У меня все тело устало и болит – даже мозг. За окном мало-помалу светлеет, я перекатываюсь поближе к окну и смотрю на рассвет – мне становится легче. Я пытаюсь понять все, что произошло. Но ничего не получается. Иногда самое лучшее – считать то, что с тобой происходит, сказкой, делать вид, что это все понарошку, не взаправду. Я уже так делала – например, когда папа от нас ушел, а другой раз, когда в школе два парня обзывали меня «шлюха» и «придурочная», и слова вылетали у них изо рта, как будто какашки. Если притвориться, что это сказка, то можно смотреть на все как бы со стороны или как если бы все происходило внутри стеклянного шара.
Но все равно разные картинки вертятся у меня в голове, и я ничего не могу с этим поделать. Самая главная – лицо дедушки, когда он отпирал металлические ворота и оглянулся, словно проверяя, на месте ли я. Выглядел он точь-в-точь, как на моем рисунке: светлые волосы, которые стали ярче в свете фар, бледные совиные глаза в очках. Такое чувство, что я рисовала эту картинку сто лет назад – а ведь это было всего лишь вчера. Вот только кролик, который сидит у дедушкиных ног и слушает с раскрытым ртом… Непонятно, кто этот кролик и почему он попал в рисунок. И уже перед тем, как я снова заснула, мне пришла в голову очень странная догадка. Я вдруг поняла, кто этот кролик. Этот кролик – я.
ДЕНЬ ВТОРОЙ
Я заснула примерно на час, сидя на диване и привалившись головой к подушке. Бог знает, как мне удалось заснуть – правда, это мало походило на сон. Во сне забываешь обо всем, а я постоянно помнила, что случилось. И наяву, и во сне. Правда, это избавило меня от шока пробуждения, и за то спасибо.

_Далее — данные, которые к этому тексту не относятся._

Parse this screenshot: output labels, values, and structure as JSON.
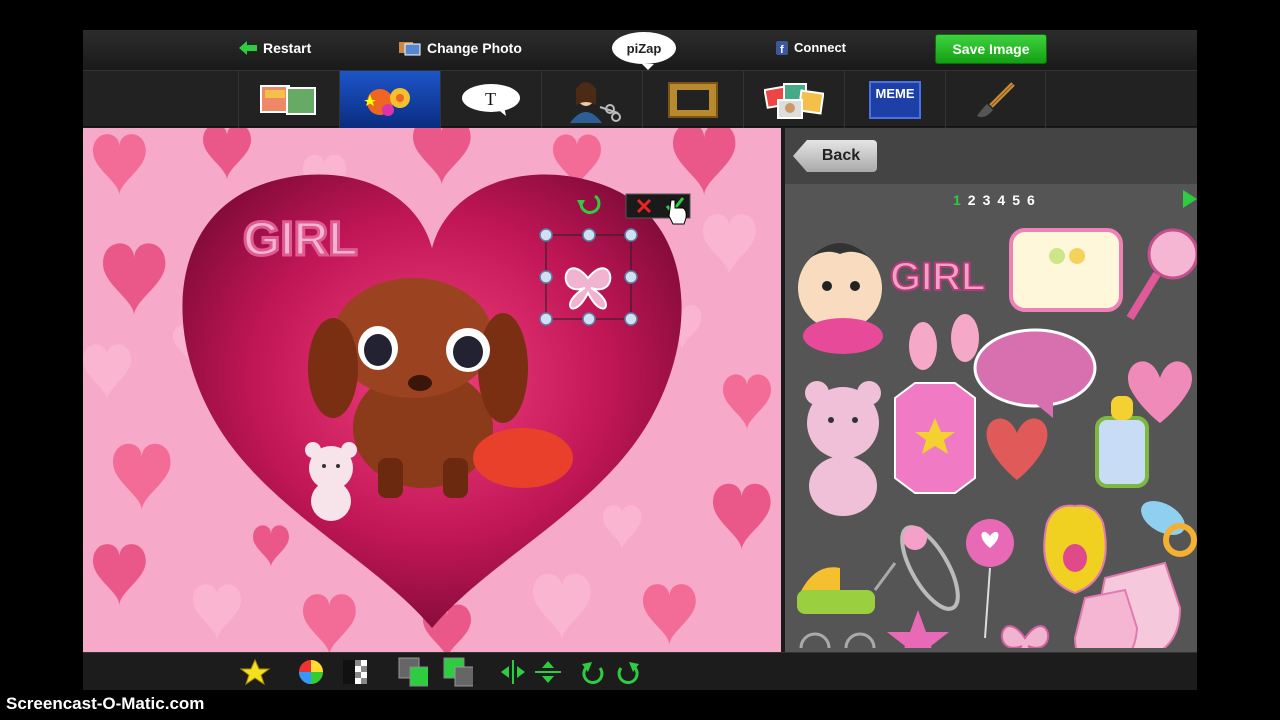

Когда я открыла глаза, Софи, специалист по работе с родственниками, сидела за столом, на том же месте, на том же стуле и что-то читала. Она выглядела аккуратной и свежей, несмотря на бессонную ночь; из белокурого пучка на голове не выбился ни один волосок.
– Привет, – сказала она.
Я откинула одеяло и спустила ноги на пол.
– Есть… есть какие-нибудь новости? – спросила я, с трудом переводя дыхание.
– Пока нет. – Она наклонилась, коснулась моей руки и вышла, чтобы набрать воды в чайник.
Меня пронзила боль, которой я никогда раньше не испытывала. Она передается по всему телу, словно по нему проложен оптоволоконный кабель, заполняет руки, ноги, горло, она повсюду. Я посидела, раздумывая, как же я буду жить дальше с такой болью и с такой тоской.
Потом я скомандовала себе «Встать!», и, как ни странно, мое тело подчинилось.
Я слышала, как Софи наполняет чайник, наливает молоко. Я подошла к черному входу, чтобы вдохнуть свежего воздуха. Вчерашний туман полностью рассеялся. Несмотря на ранний час, было понятно, что наступило восхитительное солнечное утро. На деревьях поблескивали капли росы, а над травой поднимался пар, от которого пахло розами. У меня в голове не укладывалось – земля сделала еще один оборот вокруг своей оси и продолжает вращаться как ни в чем не бывало, как будто ничего не случилось: солнце встало, птички поют, пчелы жужжат.
На веревке сушилось белье, которое я повесила вчера утром, перед тем как мы с Кармел пошли на поезд. Полосатая пижама Кармел, ее футболки и трусики – розовые, желтые и голубые, как леденцы, – приплясывали под легким ветром. Сердце болело, солнечные лучи резали глаза, и казалось, будто пижама танцует джигу и дразнит меня: «А где же Кармел? Ты потеряла ее? Она сбежала? Ты потеряла ее? Ха-ха».
Приступ тошноты подкатил к горлу, и я согнулась пополам, прямо на крыльце. Засвистел чайник, Софи очутилась рядом, одной рукой она обняла меня за спину, другой гладила по голове и ласково помогла мне снова распрямиться.
Она посмотрела в сад.
– Можно я занесу белье домой? – спросила она.
– Да, – кивнула я. – Конечно. Я помогу вам.
Когда я просыпаюсь во второй раз, уже совсем светло, только мне не сразу удается вспомнить, где я. Я моргаю изо всех сил – я всегда так делаю, чтобы быстрее проснуться.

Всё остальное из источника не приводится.